Over the past few years, the Terrapin Development Company has successfully branded College Park as an emerging hub of entrepreneurship and innovation, with shiny new buildings such as MilkBoy ArtHouse, The Hotel, The Hall CP and the College Park Academy. These new buildings are supposed to be for College Park students and residents, yet it seems the only time we’re consulted is after the ground has already been broken.

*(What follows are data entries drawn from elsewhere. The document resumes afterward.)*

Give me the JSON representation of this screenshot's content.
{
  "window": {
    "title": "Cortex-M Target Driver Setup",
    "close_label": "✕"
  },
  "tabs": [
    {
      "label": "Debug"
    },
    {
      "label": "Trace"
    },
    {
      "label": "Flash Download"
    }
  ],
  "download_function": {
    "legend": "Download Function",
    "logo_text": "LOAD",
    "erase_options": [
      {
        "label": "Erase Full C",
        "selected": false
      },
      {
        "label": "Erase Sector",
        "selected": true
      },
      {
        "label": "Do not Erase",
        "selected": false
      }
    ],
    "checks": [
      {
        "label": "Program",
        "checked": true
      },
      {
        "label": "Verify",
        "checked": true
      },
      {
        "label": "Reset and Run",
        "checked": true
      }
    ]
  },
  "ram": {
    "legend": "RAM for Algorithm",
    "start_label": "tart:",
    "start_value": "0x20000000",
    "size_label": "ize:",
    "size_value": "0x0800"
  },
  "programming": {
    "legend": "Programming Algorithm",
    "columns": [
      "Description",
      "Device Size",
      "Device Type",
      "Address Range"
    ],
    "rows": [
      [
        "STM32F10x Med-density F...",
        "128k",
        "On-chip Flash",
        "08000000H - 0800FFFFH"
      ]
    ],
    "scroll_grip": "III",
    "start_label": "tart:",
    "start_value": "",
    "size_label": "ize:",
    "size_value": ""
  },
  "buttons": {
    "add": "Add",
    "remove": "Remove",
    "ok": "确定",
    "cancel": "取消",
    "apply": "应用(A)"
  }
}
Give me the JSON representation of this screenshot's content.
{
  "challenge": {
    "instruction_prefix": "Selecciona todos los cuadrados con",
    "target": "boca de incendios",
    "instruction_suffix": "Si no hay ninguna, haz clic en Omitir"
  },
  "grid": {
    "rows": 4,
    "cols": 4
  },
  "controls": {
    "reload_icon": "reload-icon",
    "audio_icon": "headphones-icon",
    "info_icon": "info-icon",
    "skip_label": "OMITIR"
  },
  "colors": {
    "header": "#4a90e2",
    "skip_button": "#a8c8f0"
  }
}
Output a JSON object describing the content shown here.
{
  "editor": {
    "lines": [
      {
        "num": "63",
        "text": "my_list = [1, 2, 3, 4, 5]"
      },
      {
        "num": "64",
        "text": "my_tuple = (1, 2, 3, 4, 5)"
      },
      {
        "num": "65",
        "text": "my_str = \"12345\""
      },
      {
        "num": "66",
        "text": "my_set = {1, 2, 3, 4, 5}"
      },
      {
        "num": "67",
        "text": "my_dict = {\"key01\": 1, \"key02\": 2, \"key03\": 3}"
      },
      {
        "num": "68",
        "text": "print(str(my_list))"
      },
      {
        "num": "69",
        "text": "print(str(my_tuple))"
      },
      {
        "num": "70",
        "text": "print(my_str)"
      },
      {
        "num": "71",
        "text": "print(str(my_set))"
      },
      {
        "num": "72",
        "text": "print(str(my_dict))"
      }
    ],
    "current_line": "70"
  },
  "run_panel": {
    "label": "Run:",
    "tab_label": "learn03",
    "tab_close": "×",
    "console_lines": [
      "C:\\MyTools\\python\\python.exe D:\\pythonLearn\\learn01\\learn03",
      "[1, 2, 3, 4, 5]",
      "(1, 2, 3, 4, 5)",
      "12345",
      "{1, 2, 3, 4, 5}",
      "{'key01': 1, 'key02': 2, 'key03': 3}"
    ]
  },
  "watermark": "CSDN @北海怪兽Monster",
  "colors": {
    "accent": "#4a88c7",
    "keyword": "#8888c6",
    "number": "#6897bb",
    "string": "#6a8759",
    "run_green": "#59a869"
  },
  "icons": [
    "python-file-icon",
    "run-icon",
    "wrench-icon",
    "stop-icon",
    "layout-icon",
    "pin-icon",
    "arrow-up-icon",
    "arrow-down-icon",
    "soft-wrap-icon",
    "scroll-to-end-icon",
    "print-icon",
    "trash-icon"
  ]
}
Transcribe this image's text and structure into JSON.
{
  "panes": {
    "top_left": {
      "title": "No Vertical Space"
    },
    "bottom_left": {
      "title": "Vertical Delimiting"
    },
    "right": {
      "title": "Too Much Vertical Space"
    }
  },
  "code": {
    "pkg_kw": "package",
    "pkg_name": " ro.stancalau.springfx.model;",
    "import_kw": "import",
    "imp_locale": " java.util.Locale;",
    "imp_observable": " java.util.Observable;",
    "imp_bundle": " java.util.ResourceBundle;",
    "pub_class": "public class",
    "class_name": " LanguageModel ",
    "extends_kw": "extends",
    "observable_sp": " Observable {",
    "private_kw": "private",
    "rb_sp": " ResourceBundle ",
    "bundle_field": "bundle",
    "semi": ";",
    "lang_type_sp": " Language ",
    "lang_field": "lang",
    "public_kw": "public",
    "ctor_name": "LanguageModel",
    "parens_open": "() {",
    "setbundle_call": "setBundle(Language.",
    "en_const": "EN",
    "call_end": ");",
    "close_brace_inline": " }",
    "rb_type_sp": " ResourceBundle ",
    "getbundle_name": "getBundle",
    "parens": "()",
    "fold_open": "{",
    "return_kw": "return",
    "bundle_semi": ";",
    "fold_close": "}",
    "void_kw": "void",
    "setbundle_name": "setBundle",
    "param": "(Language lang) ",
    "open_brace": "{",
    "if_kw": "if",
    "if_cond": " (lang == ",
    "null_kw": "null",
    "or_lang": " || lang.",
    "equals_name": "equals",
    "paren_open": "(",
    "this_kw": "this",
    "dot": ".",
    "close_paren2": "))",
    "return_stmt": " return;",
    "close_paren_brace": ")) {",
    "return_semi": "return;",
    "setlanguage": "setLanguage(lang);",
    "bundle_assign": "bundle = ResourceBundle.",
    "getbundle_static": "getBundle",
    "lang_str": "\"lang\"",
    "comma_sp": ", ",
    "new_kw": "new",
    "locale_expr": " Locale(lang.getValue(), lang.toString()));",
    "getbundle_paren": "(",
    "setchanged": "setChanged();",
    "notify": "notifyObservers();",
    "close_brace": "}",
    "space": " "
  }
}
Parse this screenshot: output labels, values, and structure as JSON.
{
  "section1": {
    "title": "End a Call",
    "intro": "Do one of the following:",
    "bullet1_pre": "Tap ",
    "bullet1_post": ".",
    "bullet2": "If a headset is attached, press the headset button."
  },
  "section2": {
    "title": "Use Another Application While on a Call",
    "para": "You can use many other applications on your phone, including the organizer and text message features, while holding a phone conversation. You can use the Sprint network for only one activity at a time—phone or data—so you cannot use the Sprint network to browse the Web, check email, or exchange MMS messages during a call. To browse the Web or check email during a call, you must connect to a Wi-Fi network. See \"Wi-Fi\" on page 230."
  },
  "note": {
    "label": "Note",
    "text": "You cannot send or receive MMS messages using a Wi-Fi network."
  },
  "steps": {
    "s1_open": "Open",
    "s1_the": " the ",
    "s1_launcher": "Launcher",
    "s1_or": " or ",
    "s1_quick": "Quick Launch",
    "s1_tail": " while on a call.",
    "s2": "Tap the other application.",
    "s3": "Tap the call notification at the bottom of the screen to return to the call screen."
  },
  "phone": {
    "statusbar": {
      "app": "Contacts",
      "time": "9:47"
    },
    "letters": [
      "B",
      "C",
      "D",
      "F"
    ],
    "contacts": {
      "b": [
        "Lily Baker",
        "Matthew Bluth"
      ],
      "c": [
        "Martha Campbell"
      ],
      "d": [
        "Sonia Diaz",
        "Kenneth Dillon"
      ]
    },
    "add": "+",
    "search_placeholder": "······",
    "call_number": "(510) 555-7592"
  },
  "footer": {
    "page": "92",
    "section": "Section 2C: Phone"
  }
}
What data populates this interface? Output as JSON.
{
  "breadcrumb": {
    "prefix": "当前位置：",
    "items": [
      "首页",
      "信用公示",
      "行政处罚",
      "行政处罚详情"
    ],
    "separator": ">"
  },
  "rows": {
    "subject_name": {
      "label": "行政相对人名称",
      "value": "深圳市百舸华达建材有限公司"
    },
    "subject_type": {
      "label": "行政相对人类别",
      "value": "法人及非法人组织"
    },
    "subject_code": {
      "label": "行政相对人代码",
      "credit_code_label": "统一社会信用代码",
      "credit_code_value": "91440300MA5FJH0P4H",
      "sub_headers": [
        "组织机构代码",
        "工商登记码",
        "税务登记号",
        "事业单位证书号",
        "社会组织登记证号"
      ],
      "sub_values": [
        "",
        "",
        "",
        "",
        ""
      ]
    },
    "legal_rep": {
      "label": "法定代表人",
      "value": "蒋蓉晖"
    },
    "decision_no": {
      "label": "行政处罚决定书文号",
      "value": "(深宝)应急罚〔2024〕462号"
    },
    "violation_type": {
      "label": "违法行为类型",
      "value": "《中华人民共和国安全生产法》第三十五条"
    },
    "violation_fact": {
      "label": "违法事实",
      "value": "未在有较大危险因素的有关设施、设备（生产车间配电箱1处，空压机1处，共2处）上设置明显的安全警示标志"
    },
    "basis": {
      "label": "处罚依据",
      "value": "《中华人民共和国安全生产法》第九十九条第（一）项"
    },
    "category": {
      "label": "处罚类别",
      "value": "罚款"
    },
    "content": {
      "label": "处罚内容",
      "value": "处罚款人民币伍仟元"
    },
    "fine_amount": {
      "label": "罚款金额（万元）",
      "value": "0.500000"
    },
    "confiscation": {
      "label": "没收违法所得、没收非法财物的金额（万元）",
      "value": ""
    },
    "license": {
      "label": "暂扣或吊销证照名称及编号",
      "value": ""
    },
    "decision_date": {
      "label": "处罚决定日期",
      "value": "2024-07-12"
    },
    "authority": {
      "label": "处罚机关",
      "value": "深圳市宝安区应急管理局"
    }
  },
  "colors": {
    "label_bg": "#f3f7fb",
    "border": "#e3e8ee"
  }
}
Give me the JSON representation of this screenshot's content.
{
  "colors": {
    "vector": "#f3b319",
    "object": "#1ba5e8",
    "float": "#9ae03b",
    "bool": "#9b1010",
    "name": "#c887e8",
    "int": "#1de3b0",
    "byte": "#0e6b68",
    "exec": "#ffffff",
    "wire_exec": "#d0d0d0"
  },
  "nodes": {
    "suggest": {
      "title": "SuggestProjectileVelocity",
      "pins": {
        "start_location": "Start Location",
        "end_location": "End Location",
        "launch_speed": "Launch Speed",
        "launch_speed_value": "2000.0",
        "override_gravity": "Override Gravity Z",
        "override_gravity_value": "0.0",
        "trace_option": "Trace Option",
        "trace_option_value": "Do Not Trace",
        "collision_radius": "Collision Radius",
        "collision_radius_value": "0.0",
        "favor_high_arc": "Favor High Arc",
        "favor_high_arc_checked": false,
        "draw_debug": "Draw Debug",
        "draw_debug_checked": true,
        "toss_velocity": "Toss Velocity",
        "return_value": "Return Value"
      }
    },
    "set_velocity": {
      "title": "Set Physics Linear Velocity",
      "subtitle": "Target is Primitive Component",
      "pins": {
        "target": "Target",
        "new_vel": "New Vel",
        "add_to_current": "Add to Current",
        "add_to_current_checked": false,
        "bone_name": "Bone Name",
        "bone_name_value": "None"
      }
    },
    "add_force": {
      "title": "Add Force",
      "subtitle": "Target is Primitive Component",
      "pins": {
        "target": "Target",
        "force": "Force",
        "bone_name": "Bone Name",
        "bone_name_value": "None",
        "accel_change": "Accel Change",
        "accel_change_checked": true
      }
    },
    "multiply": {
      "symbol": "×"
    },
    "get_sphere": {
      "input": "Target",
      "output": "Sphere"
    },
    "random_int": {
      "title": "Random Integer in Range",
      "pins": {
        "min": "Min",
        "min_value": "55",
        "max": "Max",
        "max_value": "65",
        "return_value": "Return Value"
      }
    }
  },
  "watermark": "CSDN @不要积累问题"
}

Something eerily similar is happening just up I-95 in Baltimore on and around the Johns Hopkins campus. Hopkins launched the East Baltimore Development Initiative with the East Baltimore Development, Inc., a coalition established to “revitalize, re-energize and rebuild the East Baltimore neighborhood.” The initiative features office space, new housing units, retail locations and a hotel.

Core to the initiative is Elmer A. Henderson: A Johns Hopkins Partnership School, a public contract school run by Hopkins’ education school. Henderson-Hopkins has enough autonomy that the dean himself admitted that it “is essentially [their] laboratory” — a telling indicator of a university that pursues boundless scientific expansion without careful consideration of its immediate social impact.

I applaud both universities’ intentions to use their wealth, knowledge and resources to support their surrounding communities and remedy years of neglect. Both current and prospective students and residents want high-quality public schools. We all want music venues, healthy food and grocery stores in addition to affordable and safe housing. We want to be able to walk down the street and sleep at night without worrying about crime.

But universities and their corporate allies should not be the sole architects imposing their will on cities like Baltimore and College Park. Universities are strictly hierarchical, with little to no shared governance structure in place that meaningfully responds to input from students or surrounding community members. And when much of the work is outsourced to private companies and consultants, there’s even less transparency and accountability.

To be truly innovative and create a sustainable and equitable city, I implore both this university and Johns Hopkins to take a step back and reevaluate their approach. Instead of enticing immoral private investors like Northrop Grumman or bringing in chains like Walgreens and 7-Eleven in Baltimore, these universities should commit themselves to working with local entrepreneurs. They should provide loans to students and low-income minority residents to whom loans are often denied or offer subsidies and tax incentives to their community’s businesses.

And instead of only utilizing talent and research from engineering and medical schools, universities must draw from sociology and public health faculty to learn critically about community development and study the history of the neighborhood that they are investing in. They should draw on research in public policy and urban planning to fight for affordable housing for residents of all income levels and ages, but especially low-income young people.

Most importantly, universities must include students and residents in the planning process. They can’t just include one or two student representatives on the City Council if most of the work will be done by outside groups. They must commit to regular, well-advertised and open public hearings for every new initiative. Without transparency, accountability and input from students and residents, new university-led development will disadvantage and displace more residents than it will benefit.